WHO SHOULD TAKE THE EXAM?
Eastaway says that all dealers that work for institutions regulated by the central bank should take and pass the professional standards programme – and no exemptions should be given to existing dealers. He also suggests that the tests are delivered electronically, and says Prometric, which delivers ACI’s exams, has 15 test centres in Indonesia (13 in Jakarta) that can accommodate this.
CONTINUED PROFESSIONAL DEVELOPMENT
CPD is designed to keep the Core Exam “valid” as dealers are required to complete a minimum number of hours per year of courses, training, compliance seminars, etc, for a total of 25 hours.
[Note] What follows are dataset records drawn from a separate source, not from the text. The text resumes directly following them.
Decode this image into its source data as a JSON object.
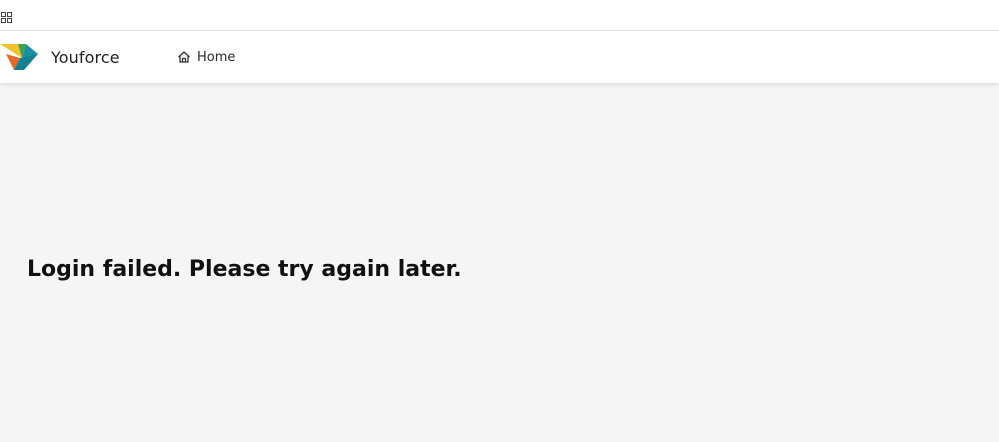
{
  "header": {
    "brand_name": "Youforce",
    "brand_colors": [
      "#f2c12e",
      "#3fa34d",
      "#e8682a",
      "#1b8ea5"
    ],
    "nav": {
      "home_label": "Home",
      "home_icon": "home-icon"
    },
    "apps_icon": "grid-icon"
  },
  "main": {
    "message": "Login failed. Please try again later."
  }
}
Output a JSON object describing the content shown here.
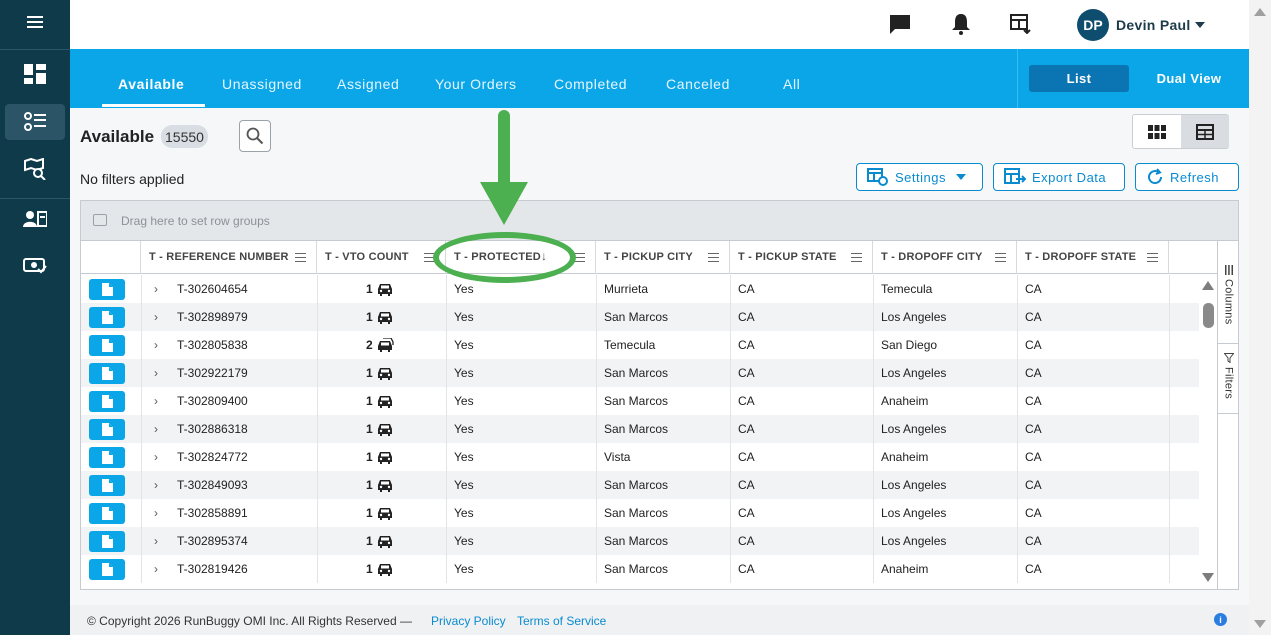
{
  "header": {
    "user_initials": "DP",
    "user_name": "Devin Paul"
  },
  "tabs": [
    {
      "label": "Available",
      "active": true
    },
    {
      "label": "Unassigned"
    },
    {
      "label": "Assigned"
    },
    {
      "label": "Your Orders"
    },
    {
      "label": "Completed"
    },
    {
      "label": "Canceled"
    },
    {
      "label": "All"
    }
  ],
  "view_modes": {
    "list": "List",
    "dual": "Dual View"
  },
  "summary": {
    "title": "Available",
    "count": "15550",
    "filters_text": "No filters applied"
  },
  "actions": {
    "settings": "Settings",
    "export": "Export Data",
    "refresh": "Refresh"
  },
  "grid": {
    "group_placeholder": "Drag here to set row groups",
    "columns": [
      "T - REFERENCE NUMBER",
      "T - VTO COUNT",
      "T - PROTECTED",
      "T - PICKUP CITY",
      "T - PICKUP STATE",
      "T - DROPOFF CITY",
      "T - DROPOFF STATE"
    ],
    "rows": [
      {
        "ref": "T-302604654",
        "vto": "1",
        "multi": false,
        "protected": "Yes",
        "pickup_city": "Murrieta",
        "pickup_state": "CA",
        "dropoff_city": "Temecula",
        "dropoff_state": "CA"
      },
      {
        "ref": "T-302898979",
        "vto": "1",
        "multi": false,
        "protected": "Yes",
        "pickup_city": "San Marcos",
        "pickup_state": "CA",
        "dropoff_city": "Los Angeles",
        "dropoff_state": "CA"
      },
      {
        "ref": "T-302805838",
        "vto": "2",
        "multi": true,
        "protected": "Yes",
        "pickup_city": "Temecula",
        "pickup_state": "CA",
        "dropoff_city": "San Diego",
        "dropoff_state": "CA"
      },
      {
        "ref": "T-302922179",
        "vto": "1",
        "multi": false,
        "protected": "Yes",
        "pickup_city": "San Marcos",
        "pickup_state": "CA",
        "dropoff_city": "Los Angeles",
        "dropoff_state": "CA"
      },
      {
        "ref": "T-302809400",
        "vto": "1",
        "multi": false,
        "protected": "Yes",
        "pickup_city": "San Marcos",
        "pickup_state": "CA",
        "dropoff_city": "Anaheim",
        "dropoff_state": "CA"
      },
      {
        "ref": "T-302886318",
        "vto": "1",
        "multi": false,
        "protected": "Yes",
        "pickup_city": "San Marcos",
        "pickup_state": "CA",
        "dropoff_city": "Los Angeles",
        "dropoff_state": "CA"
      },
      {
        "ref": "T-302824772",
        "vto": "1",
        "multi": false,
        "protected": "Yes",
        "pickup_city": "Vista",
        "pickup_state": "CA",
        "dropoff_city": "Anaheim",
        "dropoff_state": "CA"
      },
      {
        "ref": "T-302849093",
        "vto": "1",
        "multi": false,
        "protected": "Yes",
        "pickup_city": "San Marcos",
        "pickup_state": "CA",
        "dropoff_city": "Los Angeles",
        "dropoff_state": "CA"
      },
      {
        "ref": "T-302858891",
        "vto": "1",
        "multi": false,
        "protected": "Yes",
        "pickup_city": "San Marcos",
        "pickup_state": "CA",
        "dropoff_city": "Los Angeles",
        "dropoff_state": "CA"
      },
      {
        "ref": "T-302895374",
        "vto": "1",
        "multi": false,
        "protected": "Yes",
        "pickup_city": "San Marcos",
        "pickup_state": "CA",
        "dropoff_city": "Los Angeles",
        "dropoff_state": "CA"
      },
      {
        "ref": "T-302819426",
        "vto": "1",
        "multi": false,
        "protected": "Yes",
        "pickup_city": "San Marcos",
        "pickup_state": "CA",
        "dropoff_city": "Anaheim",
        "dropoff_state": "CA"
      }
    ]
  },
  "side_panel": {
    "columns": "Columns",
    "filters": "Filters"
  },
  "footer": {
    "copyright": "© Copyright 2026 RunBuggy OMI Inc. All Rights Reserved —",
    "privacy": "Privacy Policy",
    "terms": "Terms of Service"
  },
  "colors": {
    "sidebar": "#0f3a4a",
    "tabbar": "#0aa6e8",
    "accent": "#0a8bd0",
    "annotation": "#4caf50"
  },
  "icons": [
    "hamburger-icon",
    "dashboard-icon",
    "list-icon",
    "map-search-icon",
    "id-card-icon",
    "money-check-icon",
    "chat-icon",
    "bell-icon",
    "table-download-icon",
    "search-icon",
    "grid-icon",
    "table-icon",
    "settings-icon",
    "export-icon",
    "refresh-icon",
    "document-icon",
    "car-icon"
  ]
}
ACI’s suite of exams can be offered as a means of gaining these required hours.
ACI Indonesia should establish a period for which the Core Exam is valid (eg, two years before a re-sit is required). ACI Indonesia would keep records of dealers that have passed the Core Exam, but will eventually pass these over to the dealers’ institutions for control and follow-up.
Eastaway says ACI’s suite of subjects, which can be found on the ACI website www.aciforex.com, can work to fulfil the educational requirements. A list of training companies can also be obtained from ACI Education or from the ACI website.
As for fulfilling the CPD hours, an ACI Dealing Simulation Course can be set up each year, with initial assistance from ACI Australia, which recently helped ACI Lebanon run its first such course (see ACI Briefing, March 2001).
“This process can be built on to achieve a credible and internationally recognised module for all market professionals,” says Eastaway. “And ACI Indonesia will be viewed as a leader in the process if this programme is implemented in a timely fashion. The SPG will assist in this process to the implementation stage, but hard work is required at the local level to achieve the desired outcome.”